En mis recuerdos hay muchas lagunas, reforzadas por lo que puedo ver hoy día cuando visito mi tierra natal, que dibujaban paisajes increíbles; árboles gigantes, animales de toda clase, flores exóticas, campos abiertos de siembras de arroz y maíz, frutas abundantes y riachuelos y quebradas por doquier. Me veo a mí misma con 5 años de edad atravesando sin temor alguno grandes distancias y rodeada de vegetación para ir a estudiar a la escuelita de la vereda. Me veo llevando a mi hermana dos años menos que yo a visitar a algún pariente y responder a las inquietudes de la gente, de la manera más natural posible, sin miedo a prejuicios, sin miedo a que nos pasara algo en el camino, sin miedo a los adultos. Cada vez que visito a mi familia materna, alguien me recuerda una anécdota típica de mi niñez. Dicen que un día llegué durante el atardecer a una casa vecina y me preguntaron:
-¿Qué comieron Toto?
(Sí, así me decían), y yo con aquella naturalidad respondí en un español muy Cordobés de  una niña de 5 años que nunca pronunció bien la “R”:
-Arroz con puerco (Léase: Puedco)
No importa cuántas veces se haya contado esta historia, siempre es motivo de carcajadas frente a esta joven que hoy día es citadina y que trata de no comerse las letras mientras habla. Recuerdo la magia de crecer con una tía de una edad cercana a la mía, la recuerdo siendo mi escape ante la crianza autoritaria y poco afectiva de una de mis abuelas. La recuerdo y a la vez le agradezco haber pelado los plátanos por mí, haber lavado la ropa y la loza por mí, haberme defendido de las calumnias de mis tíos un poco mayores y haber jugado muchas horas conmigo debajo del palo de mandarinas para olvidar mi tristeza. Después de todo, ella también era una niña, ella tenía 10 años y yo 7.

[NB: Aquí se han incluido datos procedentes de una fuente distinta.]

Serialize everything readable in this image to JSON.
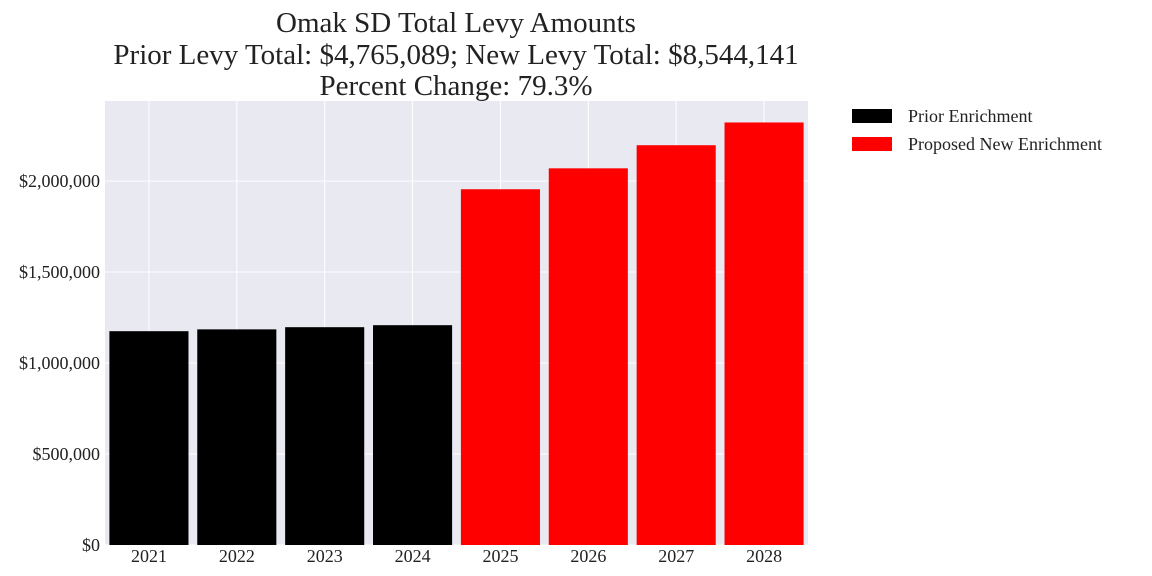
{
  "chart_data": {
    "type": "bar",
    "title_lines": [
      "Omak SD Total Levy Amounts",
      "Prior Levy Total:  $4,765,089; New Levy Total: $8,544,141",
      "Percent Change: 79.3%"
    ],
    "categories": [
      "2021",
      "2022",
      "2023",
      "2024",
      "2025",
      "2026",
      "2027",
      "2028"
    ],
    "series": [
      {
        "name": "Prior Enrichment",
        "color": "#000000",
        "values": [
          1175000,
          1185000,
          1197000,
          1208000,
          null,
          null,
          null,
          null
        ]
      },
      {
        "name": "Proposed New Enrichment",
        "color": "#ff0000",
        "values": [
          null,
          null,
          null,
          null,
          1955000,
          2070000,
          2197000,
          2322000
        ]
      }
    ],
    "ylim": [
      0,
      2440000
    ],
    "yticks": [
      0,
      500000,
      1000000,
      1500000,
      2000000
    ],
    "ytick_labels": [
      "$0",
      "$500,000",
      "$1,000,000",
      "$1,500,000",
      "$2,000,000"
    ],
    "xlabel": "",
    "ylabel": "",
    "grid": true,
    "legend_position": "outside-right-top",
    "plot_background": "#e9e9f1",
    "grid_color": "#ffffff"
  }
}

Quizá éstos hayan sido los 2 años más difíciles de mi infancia, crecer en zona rural del departamento de Córdoba, hasta hace algunos años, era sinónimo de estar expuesta a la guerra del país, y no a esa que se ve en las noticias, en la que un expresidente culpa al otro de los males de la Nación o en la que algunos sectores de la sociedad civil pretenden hacernos creer que con el hecho de aceptar las diferencias y reconocer los derechos de los gays y las mujeres como víctimas, los niños se volverán “maricas”.

HISTORIAS DE MI INFANCIA

Valencia - Córdoba
Tomada del grupo "Valencia memoria histórica"

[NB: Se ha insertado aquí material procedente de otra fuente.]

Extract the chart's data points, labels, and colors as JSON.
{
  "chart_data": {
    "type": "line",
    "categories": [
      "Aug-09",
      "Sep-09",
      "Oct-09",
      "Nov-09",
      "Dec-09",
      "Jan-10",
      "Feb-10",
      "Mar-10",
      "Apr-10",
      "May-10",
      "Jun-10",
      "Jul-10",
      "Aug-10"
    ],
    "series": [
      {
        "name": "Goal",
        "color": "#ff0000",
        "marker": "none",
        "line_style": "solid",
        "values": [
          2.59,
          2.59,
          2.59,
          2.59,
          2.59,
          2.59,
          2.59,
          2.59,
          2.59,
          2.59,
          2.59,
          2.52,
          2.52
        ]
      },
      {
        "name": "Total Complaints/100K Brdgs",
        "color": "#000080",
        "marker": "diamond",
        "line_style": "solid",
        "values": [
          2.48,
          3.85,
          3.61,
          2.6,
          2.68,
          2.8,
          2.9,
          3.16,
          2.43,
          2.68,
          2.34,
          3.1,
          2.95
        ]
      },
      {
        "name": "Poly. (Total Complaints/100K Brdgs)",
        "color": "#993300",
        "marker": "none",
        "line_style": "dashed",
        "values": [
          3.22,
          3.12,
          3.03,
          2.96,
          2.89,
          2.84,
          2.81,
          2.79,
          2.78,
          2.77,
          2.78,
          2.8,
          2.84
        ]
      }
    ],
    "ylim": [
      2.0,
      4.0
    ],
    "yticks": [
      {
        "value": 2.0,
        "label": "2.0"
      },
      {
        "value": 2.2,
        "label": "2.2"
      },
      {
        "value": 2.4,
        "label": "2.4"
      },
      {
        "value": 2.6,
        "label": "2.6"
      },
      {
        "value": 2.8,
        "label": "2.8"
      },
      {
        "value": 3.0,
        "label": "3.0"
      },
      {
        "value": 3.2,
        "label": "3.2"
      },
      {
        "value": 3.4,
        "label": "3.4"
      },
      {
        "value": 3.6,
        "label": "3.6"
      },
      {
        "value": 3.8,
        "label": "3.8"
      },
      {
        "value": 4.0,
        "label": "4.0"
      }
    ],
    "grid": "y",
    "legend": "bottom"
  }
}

Esa no fue la guerra que me tocó, sino aquella que a la que a tu padre lo secuestran, sin importar que éramos 4 hijos, sin importar las súplicas y el llanto de toda una familia; se lo llevan al monte, le atan las manos, le vendan los ojos y le disparan 3 veces a la cabeza contra un árbol, con tan buena suerte nosotros, que este hombre, mi padre a quien tanto amo y admiro, logró escapar esa noche, corrió lo más rápido que pudo y huyó de una tragedia que nos pudo haber dejado huérfanos. Solo mi abuela y mi madre saben el dolor, la angustia, el miedo y el desespero vividos durante los 3 meses que mi padre estuvo escondido en el monte, mientras dejaban de buscarlo los paramilitares y conseguía escapar, de manera definitiva, a Barranquilla, la ciudad que nos ha dado tanto.
Pero no todo es tan oscuro, yo también tuve esa farola que iluminó los días y noches más grises, aún le llamo “Mamá”, aunque fue mi bisabuela. Me cuenta mi madre que desde muy pequeñita me amarré a sus enaguas y creo que jamás me he soltado de ahí. Ella vio y ayudó a crecer a tres generaciones, la última fue la mía. En su momento fui su ser humano preferido y ella será por siempre el mío.
Me enseñó a amar a los animales, especialmente a los gatos. Me enseñó a sembrar y cuidar plantas, a hacer un buen café ‘colao’ para las visitas. Con ella aprendí a darle al prójimo hasta lo que no tengo, a ser fuerte, independiente y protectora de los demás. De hecho, creo que ella fue, aunque no supiera siquiera el significado de la palabra, la primera mujer feminista que conocí. Cuando evoco su nombre, siempre viene a mi mente el ritual antes de dormir: verificar que todos, incluyendo a los animales, estuviesen ya acostados, apagar todas las luces, dar una vuelta alrededor de la casa y por último, pero no menos importante, preparar para ambas un “calentillo”, entiéndase “aromática” de toronjil y sentarnos a oscuras en la sala con los sonidos nocturnos del campo y sus historias arrullándonos hasta conciliar el sueño.